March 10, 2004|From Associated Press

WASHINGTON — Election officials are recommending that Democratic presidential candidate Al Sharpton receive $100,000 in federal matching funds -- and be the subject of an investigation into whether he deserves the money.

The mixed recommendation by lawyers for the Federal Election Commission will be presented to the six commissioners Thursday for a probable vote, after debate over whether the outspoken candidate may have violated campaign finance rules.

"We stand behind everything we've done and every document we've submitted," said Charles Halloran, Sharpton's campaign manager. "We welcome a full audit; it's part of the political process."

At issue are loans and out-of-pocket payments made by Sharpton the activist preacher to Sharpton the candidate. The New Yorker's campaign is low on cash and is carrying heavy debts, but federal rules prohibit federal matching funds to any candidate who loans his own campaign more than $50,000.

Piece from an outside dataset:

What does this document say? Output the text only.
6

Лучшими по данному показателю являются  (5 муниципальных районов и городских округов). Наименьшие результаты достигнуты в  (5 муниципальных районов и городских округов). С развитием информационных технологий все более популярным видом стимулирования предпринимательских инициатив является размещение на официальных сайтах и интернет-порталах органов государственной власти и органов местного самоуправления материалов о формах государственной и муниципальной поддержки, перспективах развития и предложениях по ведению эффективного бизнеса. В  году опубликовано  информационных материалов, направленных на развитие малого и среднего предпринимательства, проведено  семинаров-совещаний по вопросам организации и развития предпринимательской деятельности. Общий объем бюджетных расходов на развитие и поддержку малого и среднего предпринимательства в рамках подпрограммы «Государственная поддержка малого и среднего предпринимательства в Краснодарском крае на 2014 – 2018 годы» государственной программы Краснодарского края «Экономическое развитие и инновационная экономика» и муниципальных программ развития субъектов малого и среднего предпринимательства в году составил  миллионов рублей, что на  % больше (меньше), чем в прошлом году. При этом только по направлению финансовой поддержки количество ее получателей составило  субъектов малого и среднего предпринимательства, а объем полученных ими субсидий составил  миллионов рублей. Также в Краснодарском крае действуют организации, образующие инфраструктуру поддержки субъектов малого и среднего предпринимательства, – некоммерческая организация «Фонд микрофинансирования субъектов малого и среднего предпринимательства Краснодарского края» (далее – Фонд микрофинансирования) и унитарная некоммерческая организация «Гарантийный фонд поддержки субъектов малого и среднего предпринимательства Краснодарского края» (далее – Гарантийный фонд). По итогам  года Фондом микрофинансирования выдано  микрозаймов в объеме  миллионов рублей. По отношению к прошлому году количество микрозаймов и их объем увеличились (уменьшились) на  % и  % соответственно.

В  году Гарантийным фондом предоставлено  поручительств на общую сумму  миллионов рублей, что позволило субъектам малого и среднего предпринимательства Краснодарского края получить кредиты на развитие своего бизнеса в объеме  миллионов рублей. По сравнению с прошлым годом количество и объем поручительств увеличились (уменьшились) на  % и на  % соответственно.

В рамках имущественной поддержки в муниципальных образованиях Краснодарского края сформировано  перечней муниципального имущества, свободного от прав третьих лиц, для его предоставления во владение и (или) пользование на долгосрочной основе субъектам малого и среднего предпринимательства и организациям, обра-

Auditors said a review of Sharpton's campaign filings found he was owed $47,821.13 in loans or debts outstanding for more than 60 days. At the end of the 2003 filing period, Sharpton claimed he was owed an additional $53,981.25, but auditors said they could not determine if any of that debt was outstanding for more than 60 days.

"A question exists as to whether Rev. Sharpton has exceeded his personal expenditure limitation," the audit staff wrote. "The evidence is not sufficient to recommend an initial determination that matching fund eligibility be denied; however, it appears that a further review of this matter is warranted."